No fim de contas, era apenas uma mulher ambiciosa que se valia de um homem para alcançar o que desejava. Lex não tinha ilusões a seu respeito. Uma vez que conseguisse o dinheiro, abandoná-lo-ia. E começaria com outro. Sorriu. E alisou o cabelo com os dedos.

— Vou precisar de um documento assinado por teu pai para falsificar a sua assinatura. Isto não poderá ser posto em teu nome sem ser acompanhado de uma cessão de teu pai.
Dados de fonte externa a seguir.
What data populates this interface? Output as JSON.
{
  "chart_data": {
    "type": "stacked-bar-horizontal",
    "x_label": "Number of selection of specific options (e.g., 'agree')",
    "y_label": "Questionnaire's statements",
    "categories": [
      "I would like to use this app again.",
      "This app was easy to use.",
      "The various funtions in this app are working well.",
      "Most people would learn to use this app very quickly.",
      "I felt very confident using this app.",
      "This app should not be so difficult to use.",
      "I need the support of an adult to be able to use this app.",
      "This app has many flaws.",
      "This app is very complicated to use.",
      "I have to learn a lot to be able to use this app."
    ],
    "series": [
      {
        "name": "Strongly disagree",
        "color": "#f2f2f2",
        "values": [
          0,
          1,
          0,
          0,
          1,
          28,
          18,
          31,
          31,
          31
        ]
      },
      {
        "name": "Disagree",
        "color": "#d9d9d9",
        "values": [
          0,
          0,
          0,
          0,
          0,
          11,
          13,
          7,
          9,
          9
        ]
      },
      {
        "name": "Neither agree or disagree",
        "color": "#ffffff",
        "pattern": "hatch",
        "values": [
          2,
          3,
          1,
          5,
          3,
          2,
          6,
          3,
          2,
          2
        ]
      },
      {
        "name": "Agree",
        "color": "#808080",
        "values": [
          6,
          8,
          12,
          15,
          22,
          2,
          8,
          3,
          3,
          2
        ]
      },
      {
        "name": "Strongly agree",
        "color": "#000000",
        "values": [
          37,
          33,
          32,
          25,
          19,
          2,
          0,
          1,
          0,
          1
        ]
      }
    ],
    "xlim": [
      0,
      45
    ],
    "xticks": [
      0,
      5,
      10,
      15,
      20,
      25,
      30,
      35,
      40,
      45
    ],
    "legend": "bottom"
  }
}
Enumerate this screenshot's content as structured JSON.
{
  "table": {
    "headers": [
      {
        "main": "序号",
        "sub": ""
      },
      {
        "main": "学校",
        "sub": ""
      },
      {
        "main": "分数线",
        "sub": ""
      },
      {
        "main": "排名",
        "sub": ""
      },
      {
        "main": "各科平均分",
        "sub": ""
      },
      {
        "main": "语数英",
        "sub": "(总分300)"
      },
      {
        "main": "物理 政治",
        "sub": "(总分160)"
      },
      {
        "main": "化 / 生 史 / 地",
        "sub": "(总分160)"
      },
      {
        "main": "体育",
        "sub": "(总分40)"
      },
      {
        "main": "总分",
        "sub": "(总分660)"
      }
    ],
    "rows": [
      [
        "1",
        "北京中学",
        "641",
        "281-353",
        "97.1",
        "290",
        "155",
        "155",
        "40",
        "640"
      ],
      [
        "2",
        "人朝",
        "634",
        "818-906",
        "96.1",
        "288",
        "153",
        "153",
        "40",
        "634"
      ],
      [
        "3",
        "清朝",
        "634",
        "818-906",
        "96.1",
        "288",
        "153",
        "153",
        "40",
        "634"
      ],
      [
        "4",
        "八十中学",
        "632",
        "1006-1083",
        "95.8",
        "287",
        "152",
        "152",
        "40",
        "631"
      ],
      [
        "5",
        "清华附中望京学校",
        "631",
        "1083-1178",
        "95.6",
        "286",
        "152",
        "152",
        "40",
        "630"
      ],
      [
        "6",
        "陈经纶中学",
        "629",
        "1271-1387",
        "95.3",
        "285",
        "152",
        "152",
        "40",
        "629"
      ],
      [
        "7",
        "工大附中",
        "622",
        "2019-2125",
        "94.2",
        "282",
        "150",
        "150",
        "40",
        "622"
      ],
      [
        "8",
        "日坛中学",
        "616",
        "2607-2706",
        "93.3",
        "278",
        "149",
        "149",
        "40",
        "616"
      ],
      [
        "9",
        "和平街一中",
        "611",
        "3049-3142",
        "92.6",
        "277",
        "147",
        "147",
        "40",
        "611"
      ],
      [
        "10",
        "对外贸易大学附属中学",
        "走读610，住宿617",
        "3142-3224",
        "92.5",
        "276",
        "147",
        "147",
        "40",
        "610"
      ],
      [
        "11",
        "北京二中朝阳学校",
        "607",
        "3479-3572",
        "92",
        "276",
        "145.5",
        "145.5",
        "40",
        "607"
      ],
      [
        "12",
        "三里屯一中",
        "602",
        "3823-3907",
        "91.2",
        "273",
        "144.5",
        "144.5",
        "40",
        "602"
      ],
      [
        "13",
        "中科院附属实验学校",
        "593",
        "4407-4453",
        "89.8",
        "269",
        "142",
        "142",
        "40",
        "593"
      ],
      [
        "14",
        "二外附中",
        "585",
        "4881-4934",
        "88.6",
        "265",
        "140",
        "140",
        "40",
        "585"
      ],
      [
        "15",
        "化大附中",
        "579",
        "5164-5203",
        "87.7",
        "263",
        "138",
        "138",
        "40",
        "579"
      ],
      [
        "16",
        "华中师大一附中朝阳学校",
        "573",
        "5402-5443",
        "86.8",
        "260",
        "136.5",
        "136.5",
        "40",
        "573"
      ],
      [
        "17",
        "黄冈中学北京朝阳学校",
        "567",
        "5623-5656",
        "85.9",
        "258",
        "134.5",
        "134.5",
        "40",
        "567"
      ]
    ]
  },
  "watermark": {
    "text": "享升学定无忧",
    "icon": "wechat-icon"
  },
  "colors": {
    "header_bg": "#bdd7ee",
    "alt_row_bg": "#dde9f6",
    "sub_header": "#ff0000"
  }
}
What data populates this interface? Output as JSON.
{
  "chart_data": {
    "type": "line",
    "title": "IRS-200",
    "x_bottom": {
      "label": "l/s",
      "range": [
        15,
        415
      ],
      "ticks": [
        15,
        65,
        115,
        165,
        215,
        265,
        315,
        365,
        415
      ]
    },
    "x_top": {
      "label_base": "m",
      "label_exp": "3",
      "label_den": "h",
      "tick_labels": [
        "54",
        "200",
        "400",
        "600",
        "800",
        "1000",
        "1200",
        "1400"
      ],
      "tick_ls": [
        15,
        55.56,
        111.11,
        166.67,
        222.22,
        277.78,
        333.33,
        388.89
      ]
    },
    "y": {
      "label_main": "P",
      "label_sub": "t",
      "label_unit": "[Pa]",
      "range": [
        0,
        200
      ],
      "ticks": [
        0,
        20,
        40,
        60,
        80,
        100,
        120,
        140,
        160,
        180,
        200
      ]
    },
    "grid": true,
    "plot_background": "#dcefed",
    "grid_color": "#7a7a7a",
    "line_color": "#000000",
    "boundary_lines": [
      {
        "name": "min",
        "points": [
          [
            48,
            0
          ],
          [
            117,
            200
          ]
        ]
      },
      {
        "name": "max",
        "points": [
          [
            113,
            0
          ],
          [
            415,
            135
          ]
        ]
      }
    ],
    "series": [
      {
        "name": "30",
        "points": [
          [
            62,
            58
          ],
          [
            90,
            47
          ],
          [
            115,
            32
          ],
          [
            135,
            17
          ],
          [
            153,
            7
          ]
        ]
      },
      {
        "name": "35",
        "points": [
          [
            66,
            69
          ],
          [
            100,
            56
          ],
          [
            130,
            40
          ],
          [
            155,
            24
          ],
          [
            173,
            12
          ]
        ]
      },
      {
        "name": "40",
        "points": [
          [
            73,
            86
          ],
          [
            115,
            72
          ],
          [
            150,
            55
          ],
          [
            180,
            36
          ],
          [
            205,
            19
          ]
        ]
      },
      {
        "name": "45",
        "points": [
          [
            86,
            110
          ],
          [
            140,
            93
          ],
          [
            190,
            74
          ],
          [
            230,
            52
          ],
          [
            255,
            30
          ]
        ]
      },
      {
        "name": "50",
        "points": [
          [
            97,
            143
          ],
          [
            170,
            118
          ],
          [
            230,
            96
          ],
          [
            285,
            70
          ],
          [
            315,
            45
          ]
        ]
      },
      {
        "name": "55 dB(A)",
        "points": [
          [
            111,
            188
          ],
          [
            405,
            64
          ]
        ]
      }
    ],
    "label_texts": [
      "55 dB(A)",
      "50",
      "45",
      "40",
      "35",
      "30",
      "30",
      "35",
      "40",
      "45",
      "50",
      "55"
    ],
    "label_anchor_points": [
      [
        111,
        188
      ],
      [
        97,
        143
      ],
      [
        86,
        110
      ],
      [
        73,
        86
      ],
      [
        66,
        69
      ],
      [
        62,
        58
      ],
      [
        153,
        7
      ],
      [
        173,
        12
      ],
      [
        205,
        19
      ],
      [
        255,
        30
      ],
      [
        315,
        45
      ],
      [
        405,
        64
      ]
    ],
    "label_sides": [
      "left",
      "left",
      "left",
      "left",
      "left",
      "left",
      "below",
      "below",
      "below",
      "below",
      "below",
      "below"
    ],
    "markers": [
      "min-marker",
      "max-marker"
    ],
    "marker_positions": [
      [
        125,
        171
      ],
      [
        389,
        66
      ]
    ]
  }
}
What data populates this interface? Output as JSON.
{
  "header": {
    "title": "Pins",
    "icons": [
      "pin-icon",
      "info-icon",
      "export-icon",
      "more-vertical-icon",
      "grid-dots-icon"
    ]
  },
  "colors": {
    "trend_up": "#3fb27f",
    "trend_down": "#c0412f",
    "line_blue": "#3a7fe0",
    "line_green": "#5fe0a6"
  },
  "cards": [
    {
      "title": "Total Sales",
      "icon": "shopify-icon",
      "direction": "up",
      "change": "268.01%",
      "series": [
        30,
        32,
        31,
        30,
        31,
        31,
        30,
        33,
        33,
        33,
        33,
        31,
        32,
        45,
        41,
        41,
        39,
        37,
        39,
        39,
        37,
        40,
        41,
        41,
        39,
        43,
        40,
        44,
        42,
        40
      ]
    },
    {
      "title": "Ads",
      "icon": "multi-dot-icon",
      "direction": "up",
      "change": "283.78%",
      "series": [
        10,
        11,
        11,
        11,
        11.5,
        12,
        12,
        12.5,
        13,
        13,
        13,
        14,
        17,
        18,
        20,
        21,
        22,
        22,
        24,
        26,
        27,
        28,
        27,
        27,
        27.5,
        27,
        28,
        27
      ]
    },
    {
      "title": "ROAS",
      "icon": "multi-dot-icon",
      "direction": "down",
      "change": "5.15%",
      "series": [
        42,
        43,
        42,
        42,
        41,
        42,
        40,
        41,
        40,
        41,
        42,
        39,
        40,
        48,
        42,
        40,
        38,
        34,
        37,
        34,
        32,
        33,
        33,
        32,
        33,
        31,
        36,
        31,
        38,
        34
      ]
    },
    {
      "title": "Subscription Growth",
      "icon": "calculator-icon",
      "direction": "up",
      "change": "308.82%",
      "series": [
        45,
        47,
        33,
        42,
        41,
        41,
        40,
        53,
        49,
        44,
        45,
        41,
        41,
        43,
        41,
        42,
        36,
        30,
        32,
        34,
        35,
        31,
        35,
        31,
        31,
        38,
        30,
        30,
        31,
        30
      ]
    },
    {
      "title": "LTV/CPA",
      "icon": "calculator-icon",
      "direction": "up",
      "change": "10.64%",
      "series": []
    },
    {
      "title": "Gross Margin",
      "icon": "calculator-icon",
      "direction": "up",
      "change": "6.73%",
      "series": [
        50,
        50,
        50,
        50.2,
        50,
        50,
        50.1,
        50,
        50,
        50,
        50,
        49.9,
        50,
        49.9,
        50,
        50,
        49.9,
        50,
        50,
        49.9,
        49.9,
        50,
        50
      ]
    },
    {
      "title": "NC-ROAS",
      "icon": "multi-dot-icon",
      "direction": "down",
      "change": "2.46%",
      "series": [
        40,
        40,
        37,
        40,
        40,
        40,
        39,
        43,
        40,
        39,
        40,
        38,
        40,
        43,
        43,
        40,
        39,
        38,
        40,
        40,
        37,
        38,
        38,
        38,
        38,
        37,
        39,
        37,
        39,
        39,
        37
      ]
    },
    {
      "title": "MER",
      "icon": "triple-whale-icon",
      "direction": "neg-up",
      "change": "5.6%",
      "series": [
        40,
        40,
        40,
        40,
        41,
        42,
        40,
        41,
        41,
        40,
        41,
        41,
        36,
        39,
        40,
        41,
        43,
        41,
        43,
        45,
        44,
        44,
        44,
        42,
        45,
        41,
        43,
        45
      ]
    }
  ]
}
— Estou certa de que o conseguirás.

Lex pensou de si para si: «Sim, confia muito. Tenho na mão a prova de que «Shoshone» precisava, e se tudo caminhar como até agora irão todos parar à prisão sem apelo nem agravo.»

Aquela ideia fê-lo sorrir de novo.

— Tudo se arranjará.

— Assim espero.

«Eu também, minha querida. Eu também.» Pôs-se em pé, ajeitando o cinturão de armas sobre as ancas. Ela pegara nos documentos e olhava-o com uma ponta de desconfiança refletida no fundo dos seus olhos, azuis.

— Suponho que não pensarás levar isto.

«Devagar, Lex, devagar. Ë preciso que ela não desconfie de nada, por enquanto.» Inclinou-se, fazendo-lhe uma caricia. E ajudou-a a levantar-se, beijando-a depois nos lábios.

— Claro que não. Podes voltar a guardar esses papéis até que tudo esteja pronto. Então, iremos os dois preparar os documentos da transferência.

Aquilo desanuviou o horizonte. Joan sorriu de novo e devolveu-lhe o beijo. Despediram-se e Lex ficou a vê-la montar. Já sobre o cavalo, ela endereçou-lhe um sorriso e a agitou a mão num gesto de adeus. Quando a rapariga desapareceu, Lex Norman montou por sua vez. Esporeou o cavalo e partiu a galope.

Mas não se dirigiu para o rancho de Maxey Brady, tomando o caminho da sua cabana, onde se encontrava «Shoshone». Era preciso actuar. E rapidamente.